Q2: Can you cite specific examples that you know of where God has done the same thing in modern times?
Reflect on the content of this chapter and the major thrust of Jon’s sermon from the weekend: that it is easy to become complacent and for a lack of action to become the norm in our lives.
Q3: Why did the people stop building the temple in the first place? Was this a valid reason to stop?
Q4: When God spoke through the prophet Haggai, what are God’s criticisms of the people?
Q5: In your opinion, what had happened to the people that caused them to lose sight of their original goal?
Two things are easy for us to do. First, to reject the good things that happen in our society which are not initiated or sustained by people who are followers of Jesus. Second, to lose sight of the goals that God sets before us when continuing seems hard or risky. This chapter speaks to both of these Ideas.

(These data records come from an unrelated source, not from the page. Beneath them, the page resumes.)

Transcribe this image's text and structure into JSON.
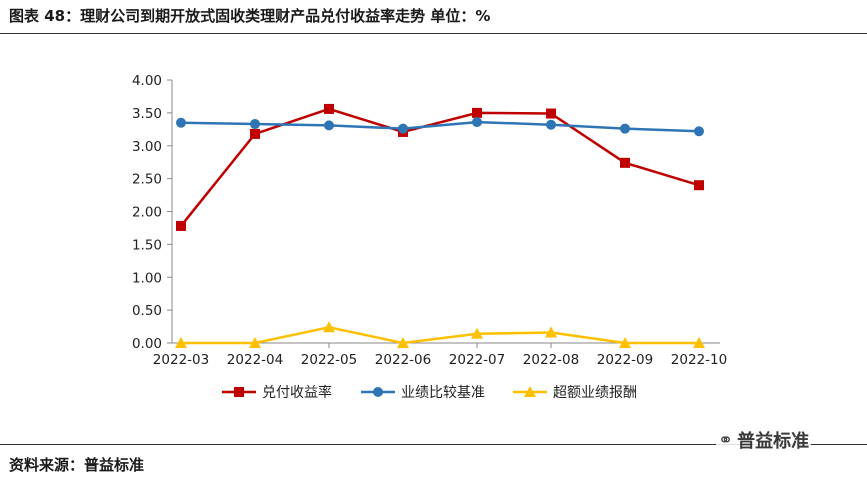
{
  "title": "图表 48：理财公司到期开放式固收类理财产品兑付收益率走势   单位：%",
  "source": "资料来源：普益标准",
  "watermark": "普益标准",
  "chart_data": {
    "type": "line",
    "categories": [
      "2022-03",
      "2022-04",
      "2022-05",
      "2022-06",
      "2022-07",
      "2022-08",
      "2022-09",
      "2022-10"
    ],
    "ylim": [
      0,
      4
    ],
    "yticks": [
      "0.00",
      "0.50",
      "1.00",
      "1.50",
      "2.00",
      "2.50",
      "3.00",
      "3.50",
      "4.00"
    ],
    "series": [
      {
        "name": "兑付收益率",
        "color": "#C00000",
        "marker": "square",
        "values": [
          1.78,
          3.18,
          3.56,
          3.21,
          3.5,
          3.49,
          2.74,
          2.4
        ]
      },
      {
        "name": "业绩比较基准",
        "color": "#2E75B6",
        "marker": "circle",
        "values": [
          3.35,
          3.33,
          3.31,
          3.26,
          3.36,
          3.32,
          3.26,
          3.22
        ]
      },
      {
        "name": "超额业绩报酬",
        "color": "#FFC000",
        "marker": "triangle",
        "values": [
          0.0,
          0.0,
          0.24,
          0.0,
          0.14,
          0.16,
          0.0,
          0.0
        ]
      }
    ],
    "grid": false,
    "legend_position": "bottom"
  }
}
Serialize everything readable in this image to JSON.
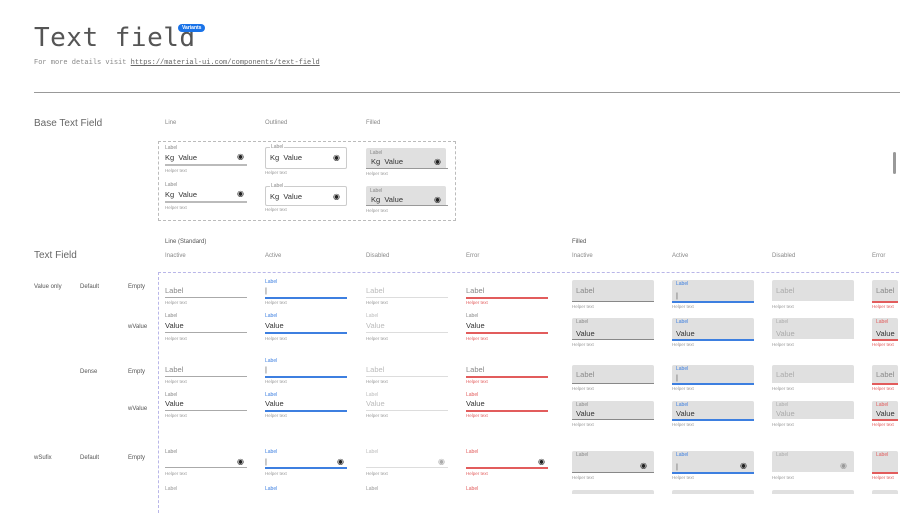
{
  "header": {
    "title": "Text field",
    "badge": "Variants",
    "details_prefix": "For more details visit",
    "details_link": "https://material-ui.com/components/text-field"
  },
  "base": {
    "title": "Base Text Field",
    "columns": [
      "Line",
      "Outlined",
      "Filled"
    ],
    "field": {
      "label": "Label",
      "prefix": "Kg",
      "value": "Value",
      "helper": "Helper text",
      "icon": "eye-icon"
    }
  },
  "text_field": {
    "title": "Text Field",
    "groups": [
      {
        "name": "Line (Standard)",
        "states": [
          "Inactive",
          "Active",
          "Disabled",
          "Error"
        ]
      },
      {
        "name": "Filled",
        "states": [
          "Inactive",
          "Active",
          "Disabled",
          "Error"
        ]
      }
    ],
    "rows": [
      {
        "type": "Value only",
        "size": "Default",
        "content": "Empty"
      },
      {
        "type": "",
        "size": "",
        "content": "wValue"
      },
      {
        "type": "",
        "size": "Dense",
        "content": "Empty"
      },
      {
        "type": "",
        "size": "",
        "content": "wValue"
      },
      {
        "type": "wSufix",
        "size": "Default",
        "content": "Empty"
      }
    ],
    "field": {
      "label": "Label",
      "value": "Value",
      "helper": "Helper text",
      "cursor": "|",
      "icon": "eye-icon"
    }
  },
  "colors": {
    "active": "#3d7fe0",
    "error": "#e25c5c",
    "filled_bg": "#e0e0e0"
  }
}
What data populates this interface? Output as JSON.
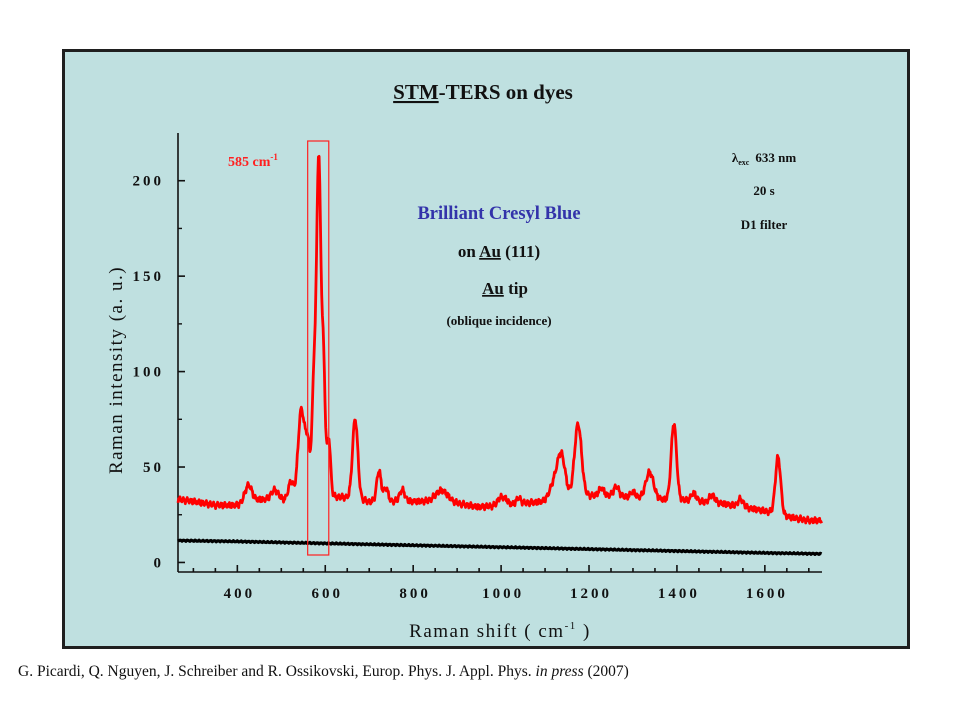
{
  "slide": {
    "citation_authors": "G. Picardi, Q. Nguyen, J. Schreiber and R. Ossikovski, Europ. Phys. J. Appl. Phys.",
    "citation_status": "in press",
    "citation_year": "(2007)"
  },
  "colors": {
    "background": "#bfe0e0",
    "tip_spectrum": "#ff0000",
    "reference_spectrum": "#000000",
    "title_blue": "#3333aa",
    "highlight": "#ff0000"
  },
  "chart_data": {
    "type": "line",
    "title": {
      "underlined": "STM",
      "rest": "-TERS on dyes"
    },
    "xlabel": {
      "main": "Raman shift ( cm",
      "sup": "-1",
      "end": " )"
    },
    "ylabel": "Raman intensity (a. u.)",
    "xlim": [
      265,
      1730
    ],
    "ylim": [
      -5,
      225
    ],
    "xticks": [
      400,
      600,
      800,
      1000,
      1200,
      1400,
      1600
    ],
    "yticks": [
      0,
      50,
      100,
      150,
      200
    ],
    "grid": false,
    "annotations": {
      "peak_value": "585 cm",
      "peak_sup": "-1",
      "peak_box_x": [
        560,
        608
      ],
      "sample_name": "Brilliant Cresyl Blue",
      "substrate_prefix": "on ",
      "substrate_underlined": "Au",
      "substrate_suffix": " (111)",
      "tip_underlined": "Au",
      "tip_suffix": " tip",
      "geometry": "(oblique incidence)",
      "lambda_symbol": "λ",
      "lambda_sub": "exc",
      "wavelength": "633 nm",
      "time": "20 s",
      "filter": "D1 filter"
    },
    "series": [
      {
        "color": "#ff0000",
        "baseline": [
          [
            265,
            33
          ],
          [
            300,
            32
          ],
          [
            350,
            30
          ],
          [
            400,
            30
          ],
          [
            450,
            33
          ],
          [
            500,
            33
          ],
          [
            530,
            32
          ],
          [
            560,
            34
          ],
          [
            600,
            35
          ],
          [
            650,
            34
          ],
          [
            700,
            32
          ],
          [
            750,
            32
          ],
          [
            800,
            32
          ],
          [
            850,
            32
          ],
          [
            900,
            31
          ],
          [
            950,
            29
          ],
          [
            1000,
            30
          ],
          [
            1050,
            31
          ],
          [
            1100,
            32
          ],
          [
            1150,
            34
          ],
          [
            1200,
            35
          ],
          [
            1250,
            35
          ],
          [
            1300,
            34
          ],
          [
            1350,
            33
          ],
          [
            1400,
            33
          ],
          [
            1450,
            32
          ],
          [
            1500,
            31
          ],
          [
            1550,
            29
          ],
          [
            1600,
            27
          ],
          [
            1650,
            24
          ],
          [
            1700,
            22
          ],
          [
            1730,
            22
          ]
        ],
        "peaks": [
          [
            425,
            9,
            8
          ],
          [
            485,
            5,
            8
          ],
          [
            522,
            10,
            6
          ],
          [
            545,
            46,
            7
          ],
          [
            560,
            28,
            6
          ],
          [
            574,
            55,
            4
          ],
          [
            585,
            177,
            5
          ],
          [
            596,
            65,
            4
          ],
          [
            608,
            30,
            4
          ],
          [
            668,
            42,
            6
          ],
          [
            722,
            16,
            5
          ],
          [
            738,
            7,
            5
          ],
          [
            775,
            6,
            6
          ],
          [
            865,
            6,
            14
          ],
          [
            998,
            4,
            6
          ],
          [
            1010,
            3,
            5
          ],
          [
            1040,
            3,
            5
          ],
          [
            1120,
            8,
            10
          ],
          [
            1137,
            22,
            9
          ],
          [
            1175,
            38,
            8
          ],
          [
            1228,
            4,
            6
          ],
          [
            1262,
            5,
            6
          ],
          [
            1300,
            3,
            6
          ],
          [
            1338,
            14,
            9
          ],
          [
            1393,
            40,
            6
          ],
          [
            1438,
            4,
            6
          ],
          [
            1480,
            4,
            6
          ],
          [
            1545,
            4,
            6
          ],
          [
            1630,
            30,
            6
          ]
        ]
      },
      {
        "color": "#000000",
        "points": [
          [
            265,
            11.5
          ],
          [
            400,
            11
          ],
          [
            600,
            10
          ],
          [
            800,
            9
          ],
          [
            1000,
            8
          ],
          [
            1200,
            7
          ],
          [
            1400,
            6
          ],
          [
            1600,
            5
          ],
          [
            1730,
            4.5
          ]
        ]
      }
    ]
  }
}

Q1: Do you think that God’s purposes can be completed by people who are not Christians? Talk about that.
Q2: Have you ever entered a period of complacency—perhaps you are in one now—after beginning a task that you know God would have you do? Talk about why and how you got out of it.
It Is often hard to see the movement of God around us, especially if it is happening in a social context outside of the church.
Pray that God would help you to be faithful to the work that he has called you to, even if that work is happening outside of the church.